Merck KGaA, Darmstadt, Germany, and Pfizer Inc. (NYSE: PFE) today announced results from the Phase III JAVELIN Lung 200 trial comparing avelumab* to docetaxel in patients with unresectable, recurrent or metastatic non-small cell lung cancer (NSCLC) whose disease progressed after treatment with a platinum-containing doublet therapy. While the trial did not meet its prespecified endpoint of improving overall survival (OS) in patients with programmed death ligand-1-positive (PD-L1+) (1% or higher) tumors (HR: 0.90 [96% CI: 0.72–1.12], p-value 0.1627, one-sided), the proportion of patients in the chemotherapy arm crossing over to immune checkpoint inhibitors outside the study was higher than previously reported in post-platinum immunotherapy clinical trials, and this may have confounded this trial outcome (percentage of patients receiving subsequent checkpoint inhibitor therapy: docetaxel arm 26.4%; avelumab arm 5.7%).

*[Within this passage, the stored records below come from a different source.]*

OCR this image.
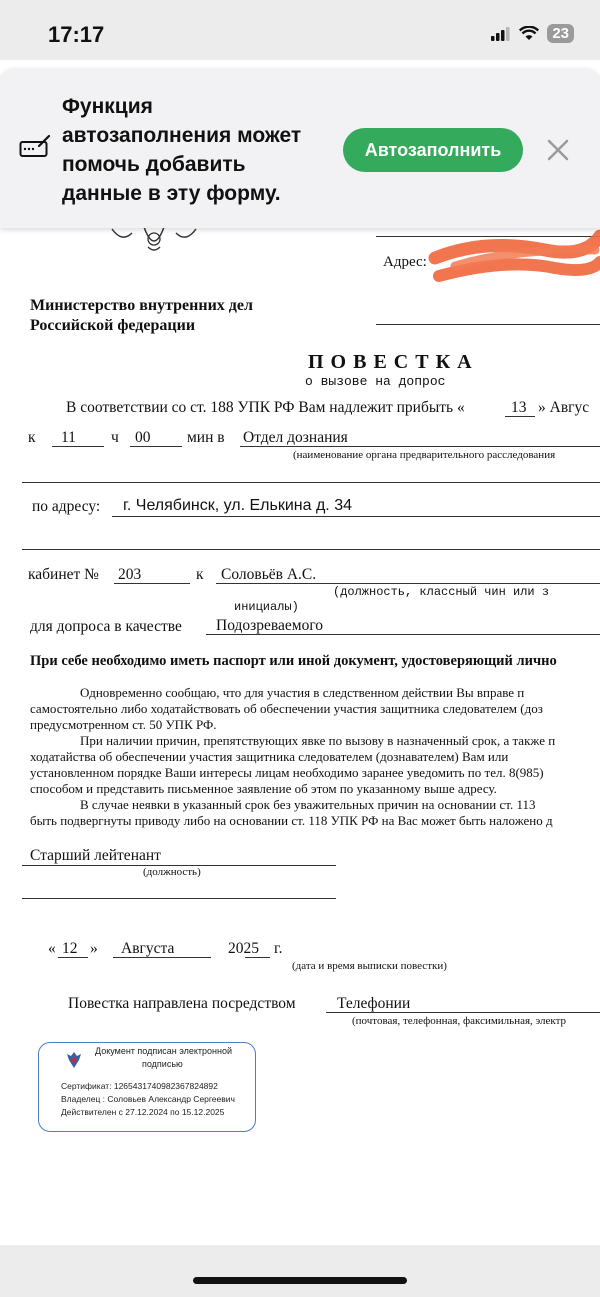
17:17	23
Адрес:
Министерство внутренних дел
Российской федерации
ПОВЕСТКА
о вызове на допрос
В соответствии со ст. 188 УПК РФ Вам надлежит прибыть «	13 » Авгус
к 11 ч 00 мин в Отдел дознания
(наименование органа предварительного расследования
по адресу: г. Челябинск, ул. Елькина д. 34
кабинет № 203	к Соловьёв А.С.
(должность, классный чин или з
инициалы)
для допроса в качестве Подозреваемого
При себе необходимо иметь паспорт или иной документ, удостоверяющий лично
Одновременно сообщаю, что для участия в следственном действии Вы вправе п
самостоятельно либо ходатайствовать об обеспечении участия защитника следователем (доз
предусмотренном ст. 50 УПК РФ.
При наличии причин, препятствующих явке по вызову в назначенный срок, а также п
ходатайства об обеспечении участия защитника следователем (дознавателем) Вам или
установленном порядке Ваши интересы лицам необходимо заранее уведомить по тел. 8(985)
способом и представить письменное заявление об этом по указанному выше адресу.
В случае неявки в указанный срок без уважительных причин на основании ст. 113
быть подвергнуты приводу либо на основании ст. 118 УПК РФ на Вас может быть наложено д
Старший лейтенант
(должность)
« 12 » Августа	2025 г.
(дата и время выписки повестки)
Повестка направлена посредством	Телефонии
(почтовая, телефонная, факсимильная, электр
Документ подписан электронной
подписью
Сертификат: 126543174098236782489​2
Владелец : Соловьев Александр Сергеевич
Действителен с 27.12.2024 по 15.12.2025
Функция автозаполнения может помочь добавить данные в эту форму.
Автозаполнить
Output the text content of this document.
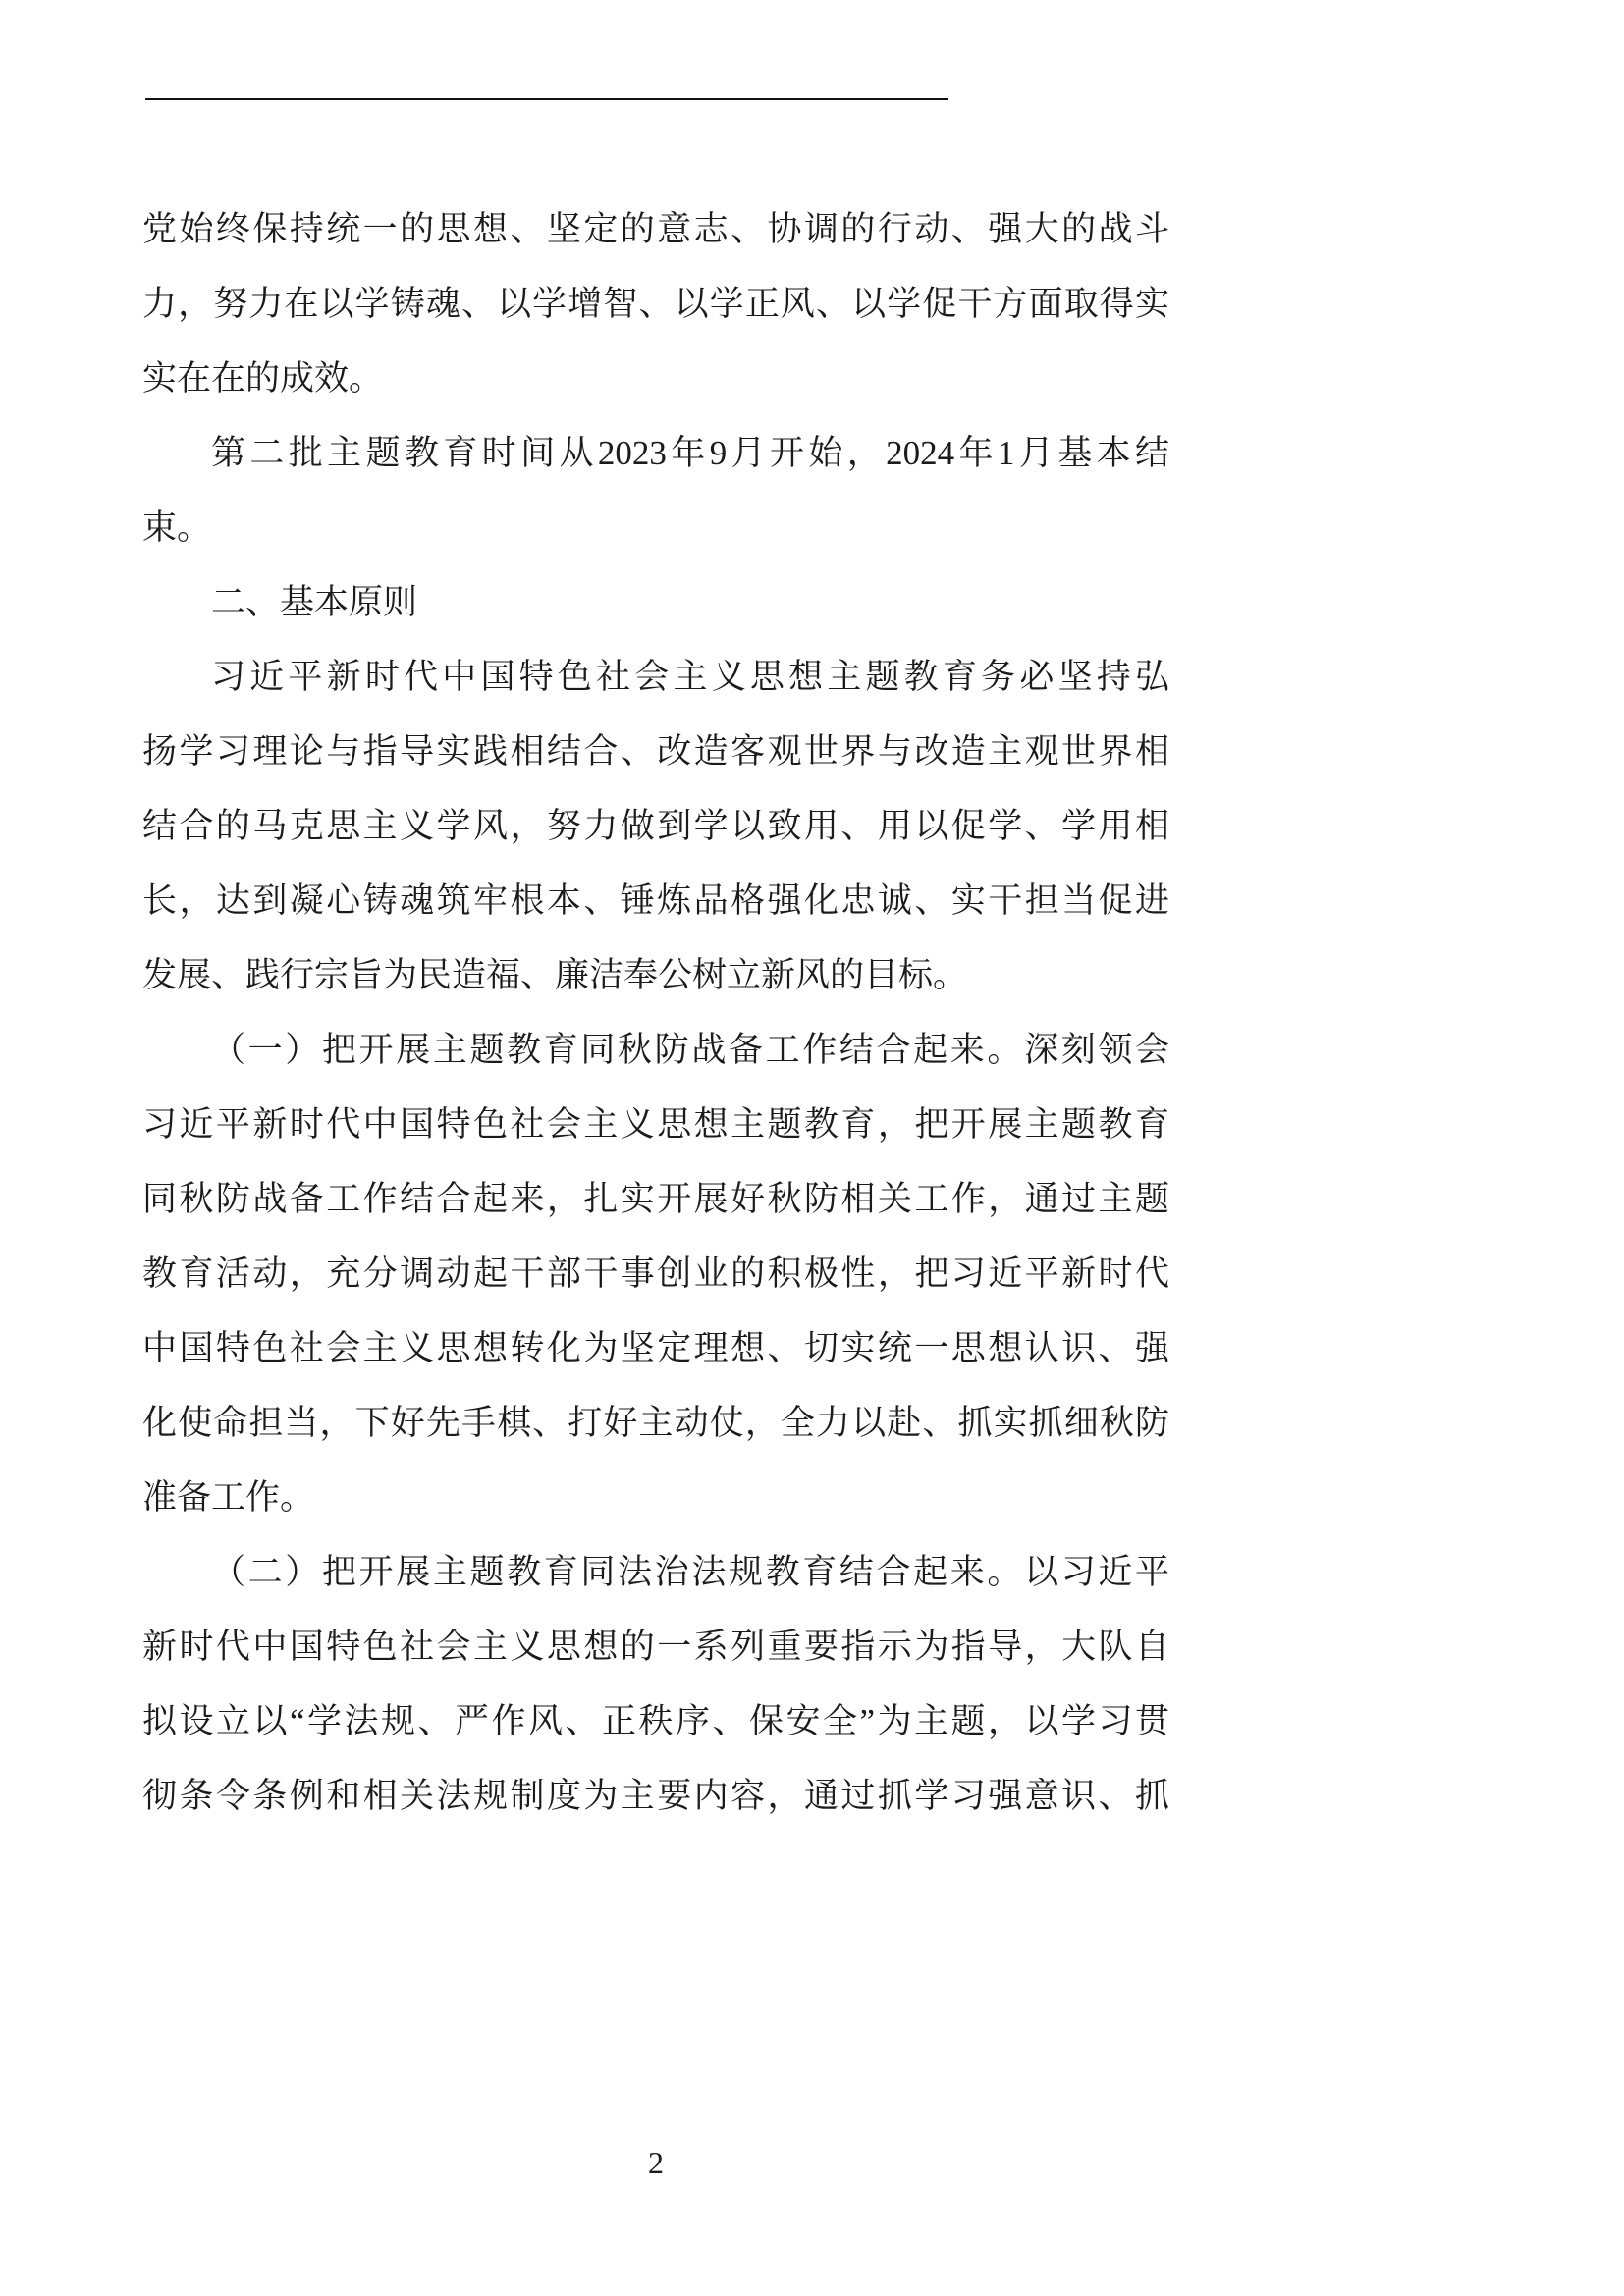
党始终保持统一的思想、坚定的意志、协调的行动、强大的战斗
力，努力在以学铸魂、以学增智、以学正风、以学促干方面取得实
实在在的成效。
第二批主题教育时间从2023年9月开始，2024年1月基本结
束。
二、基本原则
习近平新时代中国特色社会主义思想主题教育务必坚持弘
扬学习理论与指导实践相结合、改造客观世界与改造主观世界相
结合的马克思主义学风，努力做到学以致用、用以促学、学用相
长，达到凝心铸魂筑牢根本、锤炼品格强化忠诚、实干担当促进
发展、践行宗旨为民造福、廉洁奉公树立新风的目标。
（一）把开展主题教育同秋防战备工作结合起来。深刻领会
习近平新时代中国特色社会主义思想主题教育，把开展主题教育
同秋防战备工作结合起来，扎实开展好秋防相关工作，通过主题
教育活动，充分调动起干部干事创业的积极性，把习近平新时代
中国特色社会主义思想转化为坚定理想、切实统一思想认识、强
化使命担当，下好先手棋、打好主动仗，全力以赴、抓实抓细秋防
准备工作。
（二）把开展主题教育同法治法规教育结合起来。以习近平
新时代中国特色社会主义思想的一系列重要指示为指导，大队自
拟设立以“学法规、严作风、正秩序、保安全”为主题，以学习贯
彻条令条例和相关法规制度为主要内容，通过抓学习强意识、抓
2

However, improvements in OS versus the control arm were observed in the moderate-to-high PD-L1+ expression (50% or greater, which represented approximately 40% of the study population) and high PD-L1+ expression population (PD-L1+ expression 80% or greater, which represented approximately 30% of the study population) (HR: 0.67 [95% CI: 0.51–0.89], p- value 0.0052, two-sided; and HR 0.59 [95% CI: 0.42–0.83], p-value 0.0022, two-sided, respectively). The safety profile for avelumab in this trial was consistent with that observed in the overall JAVELIN clinical development program; no new safety signals were identified.
“Avelumab performed in line with expectations in the trial from both an efficacy and safety perspective,” said primary investigator Fabrice Barlesi, M.D., Ph.D., Head of Multidisciplinary Oncology and Therapeutic Innovations Department at Aix-Marseille University and the Assistance Publique Hôpitaux de Marseille, France. “With immune checkpoint inhibitors approved for patients with previously treated, advanced non-small cell lung cancer, higher percentages of immunotherapy-naïve patients are receiving subsequent checkpoint inhibitors in their progressive treatments. This was observed in the JAVELIN Lung 200 control arm and may have confounded the primary outcome of the study.”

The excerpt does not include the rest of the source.